Ligdeki yaralarını sarmak için en uygun fırsatı yakalamışlardı. Cezalılar sahadaydı. Her şeyin öncesinde Gökhan Töre vardı. Önder Özen geçen sezon bu transferi açıklarken, "Sahadaki sorunlarımızı çözecek, bize nefes aldıracak bir oyuncu karakteri" dedi. Gökhan bu sezon, bu tarifin her kelimesini hak eden bir performansla oynadı. Ne zaman ki kırmızı gördü, cezayı aldı; işte o zaman takımının hücum gücünün yarısı gitti. Örnek; Fenerbahçe derbisi...

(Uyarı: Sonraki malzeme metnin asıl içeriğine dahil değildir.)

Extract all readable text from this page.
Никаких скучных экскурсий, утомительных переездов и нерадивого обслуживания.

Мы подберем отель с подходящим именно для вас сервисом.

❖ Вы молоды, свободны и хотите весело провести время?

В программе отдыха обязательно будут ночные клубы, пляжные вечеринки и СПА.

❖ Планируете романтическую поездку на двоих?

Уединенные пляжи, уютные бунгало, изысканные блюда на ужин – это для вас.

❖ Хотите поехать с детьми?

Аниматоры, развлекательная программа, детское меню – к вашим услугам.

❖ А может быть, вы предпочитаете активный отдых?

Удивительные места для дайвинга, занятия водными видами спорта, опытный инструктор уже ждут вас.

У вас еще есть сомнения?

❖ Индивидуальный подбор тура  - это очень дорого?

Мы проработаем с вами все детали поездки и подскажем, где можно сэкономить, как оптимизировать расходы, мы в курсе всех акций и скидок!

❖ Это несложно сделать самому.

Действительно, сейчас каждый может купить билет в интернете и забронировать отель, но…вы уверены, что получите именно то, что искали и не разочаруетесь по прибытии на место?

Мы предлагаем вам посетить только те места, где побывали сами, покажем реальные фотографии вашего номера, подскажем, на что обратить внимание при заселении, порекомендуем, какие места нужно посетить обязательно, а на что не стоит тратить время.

Beşiktaş maçı daha ilk dakikadan tek kale oynamaya başladı. Sürekli olarak aradı. Şutlarla, ver-kaçlarla, duran toplarla ama bir türlü istediği öne geçme sayısına ulaşamadı. Gözümüz Partizan'ın direncini yükselttiği bu aksiyon içinde beklere yöneldi. Motta da, İsmail de hücumun parçası değildi. Dolayısı ile kapanan rakibin açılması, hata yapması veya konsantrasyonun dağılması için çok neden oluşmadı. Ama topu kontrol edip, sürekli zorlayan Beşiktaş'ın oyun karakteri, hem Gökhan Töre ile penaltıyı getirdi, hem de gurbetçi oyuncumuz üstünden ikinci golü... Kazanmak Beşiktaş adına önemliydi. Ligdeki hayal kırıklığını ve ölü toprağını atmaları için böyle bir oyun ve sonuç gerekiyordu. Bu maçın etkileri, ligde muhakkak olumlu şekilde hissedilecektir. Necip'in yerine İsmail'in gelmesi, yeni bir kurban mı sorusunu getirdi aklımıza ama, genç oyuncu, tehdit etmeyen rakip karşısında fazla sırıtmadan oynadı.
Dört maçta yenilgisiz sekiz puan aldı Beşiktaş. Kalan iki maçta da, kağıt üstünde zor görünen rakibi ile kendi sahasında oynayacak. Grubu birinci bitirmek, Şampiyonlar Ligi'nden gelenlerle eşleşmemek için önemli. Bu galibiyet Beşiktaş'ın önünü de açtı, şansını da arttırdı. Ama ligde zor günler geçiriyor. Gökhan Töre olmadan yaşadıkları ortada. Bilic'in bu maçı unutup, Başakşehir için yeni bir formül üretmesi lazım. Çünkü Töre'nin faydası dışında Tolga'nın da verdiği güveni kaybetti Beşiktaş... Cenk'in yediği gol, Partizan'ın son saniyelerde kaçırdığı pozisyon hep bir ipucu.